As Wenham and Davies observed in 2022, “WHO has neglected to mainstream gender in the policies and practices that it promotes for the prevention and detection of, and response to, infectious disease outbreaks.” [2]. So has field epidemiology leadership. To increase equity and inclusion, it is imperative that the path forward is led by field epidemiologists, in all their diversity.
Author Contributions
RHM conceived of the paper, conducted the analysis, and drafted and approved the final manuscript. EF supported the analysis, made technical contributions to the paper, and read and approved the final manuscript. TH and SP made technical contributions to the paper, and read and approved the final manuscript.
Funding
The authors have nothing to report.
Ethics Statement
The authors have nothing to report.
Consent
The authors have nothing to report.
Conflicts of Interest
The following section has been drafted using the subheadings on an ICMJE disclosure form. Rachel Hammersley‐Mather, Tambri Housen, and Sonia Palmieri all work for programs that receive funding from the Australian Government's Department of Foreign Affairs and Trade.
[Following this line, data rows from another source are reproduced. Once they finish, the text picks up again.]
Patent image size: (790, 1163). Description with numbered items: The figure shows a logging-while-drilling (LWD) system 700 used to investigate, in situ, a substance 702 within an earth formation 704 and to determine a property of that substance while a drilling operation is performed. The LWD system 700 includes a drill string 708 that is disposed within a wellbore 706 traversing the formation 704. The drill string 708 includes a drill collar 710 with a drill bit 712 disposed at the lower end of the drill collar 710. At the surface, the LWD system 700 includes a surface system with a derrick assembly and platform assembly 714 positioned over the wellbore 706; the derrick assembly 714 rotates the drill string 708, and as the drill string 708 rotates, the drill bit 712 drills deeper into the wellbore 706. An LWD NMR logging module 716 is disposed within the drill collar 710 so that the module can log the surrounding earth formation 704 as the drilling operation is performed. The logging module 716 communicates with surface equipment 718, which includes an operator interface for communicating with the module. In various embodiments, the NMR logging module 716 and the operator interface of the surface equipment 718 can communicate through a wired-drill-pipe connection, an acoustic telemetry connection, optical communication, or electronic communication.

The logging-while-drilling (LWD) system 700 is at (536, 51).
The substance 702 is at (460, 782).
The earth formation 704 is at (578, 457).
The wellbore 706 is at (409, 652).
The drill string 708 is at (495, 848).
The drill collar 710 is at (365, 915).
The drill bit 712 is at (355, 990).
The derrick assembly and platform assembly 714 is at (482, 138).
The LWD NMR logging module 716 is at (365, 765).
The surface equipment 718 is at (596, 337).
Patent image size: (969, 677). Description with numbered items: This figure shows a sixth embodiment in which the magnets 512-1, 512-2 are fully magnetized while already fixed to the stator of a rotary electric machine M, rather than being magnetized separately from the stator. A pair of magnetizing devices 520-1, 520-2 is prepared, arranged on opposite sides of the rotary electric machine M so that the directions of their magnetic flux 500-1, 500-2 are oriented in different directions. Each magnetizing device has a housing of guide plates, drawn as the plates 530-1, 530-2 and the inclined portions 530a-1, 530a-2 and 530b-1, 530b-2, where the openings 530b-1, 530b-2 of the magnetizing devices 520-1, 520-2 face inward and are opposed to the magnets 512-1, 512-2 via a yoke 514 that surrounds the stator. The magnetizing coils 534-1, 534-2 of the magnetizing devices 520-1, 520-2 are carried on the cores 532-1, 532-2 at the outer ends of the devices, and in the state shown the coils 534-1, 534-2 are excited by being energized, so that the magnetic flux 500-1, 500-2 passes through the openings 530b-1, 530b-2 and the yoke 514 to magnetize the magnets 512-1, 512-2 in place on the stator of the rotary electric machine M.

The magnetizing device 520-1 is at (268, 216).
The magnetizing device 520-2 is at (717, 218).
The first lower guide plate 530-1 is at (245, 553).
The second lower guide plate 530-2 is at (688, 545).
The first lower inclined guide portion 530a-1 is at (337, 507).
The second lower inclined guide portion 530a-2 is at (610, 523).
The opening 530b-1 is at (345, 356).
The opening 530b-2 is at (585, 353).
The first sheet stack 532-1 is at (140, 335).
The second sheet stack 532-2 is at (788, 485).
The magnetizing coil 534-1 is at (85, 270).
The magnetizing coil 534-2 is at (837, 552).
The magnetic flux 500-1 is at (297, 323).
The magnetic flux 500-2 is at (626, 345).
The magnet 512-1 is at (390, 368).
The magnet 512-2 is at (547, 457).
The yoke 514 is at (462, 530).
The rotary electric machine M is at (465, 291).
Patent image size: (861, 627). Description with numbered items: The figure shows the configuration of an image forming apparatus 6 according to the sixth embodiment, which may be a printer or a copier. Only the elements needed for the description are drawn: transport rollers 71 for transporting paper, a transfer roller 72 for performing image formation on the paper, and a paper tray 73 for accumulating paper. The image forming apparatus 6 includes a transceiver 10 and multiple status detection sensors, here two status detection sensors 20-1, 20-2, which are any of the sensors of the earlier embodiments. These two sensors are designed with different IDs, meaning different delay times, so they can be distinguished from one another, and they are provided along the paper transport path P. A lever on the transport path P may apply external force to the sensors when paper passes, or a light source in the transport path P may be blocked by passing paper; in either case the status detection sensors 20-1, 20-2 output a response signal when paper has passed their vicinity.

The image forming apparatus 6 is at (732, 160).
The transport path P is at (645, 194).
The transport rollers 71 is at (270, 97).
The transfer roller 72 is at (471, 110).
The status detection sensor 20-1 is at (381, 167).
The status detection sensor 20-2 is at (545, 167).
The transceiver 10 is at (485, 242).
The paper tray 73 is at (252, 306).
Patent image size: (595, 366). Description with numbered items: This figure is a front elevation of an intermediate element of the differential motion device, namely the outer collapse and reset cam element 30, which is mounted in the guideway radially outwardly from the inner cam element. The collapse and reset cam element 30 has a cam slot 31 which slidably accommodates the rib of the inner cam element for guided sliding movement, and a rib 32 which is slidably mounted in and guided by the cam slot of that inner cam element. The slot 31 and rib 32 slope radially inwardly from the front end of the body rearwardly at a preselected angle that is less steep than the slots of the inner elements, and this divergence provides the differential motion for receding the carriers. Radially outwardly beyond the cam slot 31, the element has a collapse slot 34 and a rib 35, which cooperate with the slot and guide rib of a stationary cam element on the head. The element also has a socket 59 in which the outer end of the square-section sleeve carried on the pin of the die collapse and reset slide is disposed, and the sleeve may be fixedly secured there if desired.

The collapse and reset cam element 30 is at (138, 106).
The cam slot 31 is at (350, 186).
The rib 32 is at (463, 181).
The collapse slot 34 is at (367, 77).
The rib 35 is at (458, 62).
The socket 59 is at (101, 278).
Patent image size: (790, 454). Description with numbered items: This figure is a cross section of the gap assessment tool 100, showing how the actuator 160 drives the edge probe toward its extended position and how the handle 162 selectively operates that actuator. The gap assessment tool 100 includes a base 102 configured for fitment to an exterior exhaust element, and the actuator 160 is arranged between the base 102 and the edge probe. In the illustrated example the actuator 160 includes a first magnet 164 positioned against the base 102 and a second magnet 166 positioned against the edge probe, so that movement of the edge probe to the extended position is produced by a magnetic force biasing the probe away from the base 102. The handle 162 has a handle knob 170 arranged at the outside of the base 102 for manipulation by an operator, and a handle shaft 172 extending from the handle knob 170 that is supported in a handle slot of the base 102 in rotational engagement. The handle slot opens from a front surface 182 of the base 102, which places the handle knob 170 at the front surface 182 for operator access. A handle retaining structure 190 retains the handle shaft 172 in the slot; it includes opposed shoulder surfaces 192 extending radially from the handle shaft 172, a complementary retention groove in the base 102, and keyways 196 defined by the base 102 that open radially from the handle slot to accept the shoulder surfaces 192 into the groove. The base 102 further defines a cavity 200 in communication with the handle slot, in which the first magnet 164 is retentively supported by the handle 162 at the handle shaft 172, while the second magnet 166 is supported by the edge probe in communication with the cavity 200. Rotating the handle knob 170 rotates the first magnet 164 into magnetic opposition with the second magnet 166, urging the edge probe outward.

Tambri Housen additionally supports a program funded by Global Fund. In the past 48 months, Tambri Housen has been contracted by Sydney University and Aspen Medical in technical advisory roles, for which she has received consulting fees. Further, Tambri Housen has been contracted and received contracting fees, including travel support, from the Training Programs in Epidemiology and Public Health Interventions Network (TEPHINET) to support the development of the revised Global Field Epidemiology Strategy. Tambri Housen does not receive payment but is The Western Pacific Regional representative on the World Health Organization (WHO) Academy Quality Committee; a member of the Global Outbreak Alert and Response Network (GOARN) capacity building and training network; a member of the FETP (Field Epidemiology Training Programs) Learning Advisory Council; and was a Member of TEPHINET's Strategic Leadership Group Working Group 2. Emma Field is the director of the Australian Field Epidemiology Training Program (the Master of Philosophy in Applied Epidemiology at Australian National University) and a member of the Global Field Epidemiology Partnership Technical Working Group on Field Epidemiology Competencies.